Know where your kids are and who they're with at all times.
Get to know your children's friends. Their friends' parents too. Be clear about whose cars and houses they're allowed to be in. If your children are younger, put together an "approved" list: only these cars and these homes, no exceptions. Get involved in your children's activities. Go to their lessons, practices and games. Observe how the people in charge interact with them, even at church groups.
Make checking-in a family rule. Kids must leave you a phone number and address of where they'll be. They'll call you if there's a change in their plans. (Hey, this is what those family cell phone calling plans are for.) And do the same for them: Let them know how to reach you and if your plans change or you're running late.

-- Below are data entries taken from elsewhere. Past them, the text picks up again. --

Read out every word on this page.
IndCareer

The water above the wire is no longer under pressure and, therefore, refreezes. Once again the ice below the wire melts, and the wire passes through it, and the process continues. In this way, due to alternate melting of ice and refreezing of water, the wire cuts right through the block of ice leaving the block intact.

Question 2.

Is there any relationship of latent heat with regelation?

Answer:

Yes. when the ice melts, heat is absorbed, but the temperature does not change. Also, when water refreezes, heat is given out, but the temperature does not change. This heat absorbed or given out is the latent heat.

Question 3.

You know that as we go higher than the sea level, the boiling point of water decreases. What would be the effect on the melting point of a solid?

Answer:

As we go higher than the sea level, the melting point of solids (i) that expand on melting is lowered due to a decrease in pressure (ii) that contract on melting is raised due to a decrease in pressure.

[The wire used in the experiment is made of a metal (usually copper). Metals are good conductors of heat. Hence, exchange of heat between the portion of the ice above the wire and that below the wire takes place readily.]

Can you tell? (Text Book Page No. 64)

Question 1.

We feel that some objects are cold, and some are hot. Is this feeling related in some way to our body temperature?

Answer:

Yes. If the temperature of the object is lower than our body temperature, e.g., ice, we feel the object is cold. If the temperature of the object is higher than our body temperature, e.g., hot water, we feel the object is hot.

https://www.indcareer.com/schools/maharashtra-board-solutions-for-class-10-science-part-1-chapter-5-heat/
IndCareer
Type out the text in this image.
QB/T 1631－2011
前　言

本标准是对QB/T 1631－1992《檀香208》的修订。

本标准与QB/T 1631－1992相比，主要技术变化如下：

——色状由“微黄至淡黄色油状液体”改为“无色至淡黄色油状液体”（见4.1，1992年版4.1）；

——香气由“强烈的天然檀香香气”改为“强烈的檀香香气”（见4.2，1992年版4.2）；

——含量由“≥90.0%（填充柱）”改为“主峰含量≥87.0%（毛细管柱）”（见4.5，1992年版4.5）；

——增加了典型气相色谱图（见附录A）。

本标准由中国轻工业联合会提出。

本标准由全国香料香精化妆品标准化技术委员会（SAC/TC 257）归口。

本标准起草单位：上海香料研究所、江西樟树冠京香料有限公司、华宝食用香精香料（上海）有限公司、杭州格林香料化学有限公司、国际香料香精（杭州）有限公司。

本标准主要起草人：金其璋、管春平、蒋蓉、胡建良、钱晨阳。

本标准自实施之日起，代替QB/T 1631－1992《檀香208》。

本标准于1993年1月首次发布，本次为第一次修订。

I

It's a good way to show kids that rules are there for safety, not for checking up on them.
Keep an eye online.
Monitor what your kids are doing in cyberspace. A child, no matter what age, should never give out personal information online (like a full name, street address, phone number or school picture) without getting your permission first. Same goes with meeting face-to-face with someone they have only met electronically.
Know where your kids are spending their time online and with whom. Have them give you a tour of their favorite websites and chat rooms. Go over their instant-messaging buddy lists and make sure they can put a face to every screen name. Remind them not to say anything in a chat room or an online posting that they wouldn't say in a public place.
The older your kids get, the more they will rely on their own judgment. That's the way it should be. Give them freedom. But also give them a solid grounding for their own decision-making by instilling strong moral values from an early age. This is among the most important duties of parents and grandparents.
A child with a clear sense of right and wrong will be better equipped to avoid questionable people and situations later in life. And a child who knows that he is loved will likely take better care of himself when you can't.
Above all, protecting our children begins with open and honest communication at home. Face it, your kids have to feel comfortable telling you anything, no matter how frightening or confusing to them, or they won't open up. They need to know they can count on you to help them without judging or criticizing. Kids who know they're valued and listened to may be the best protected children of all.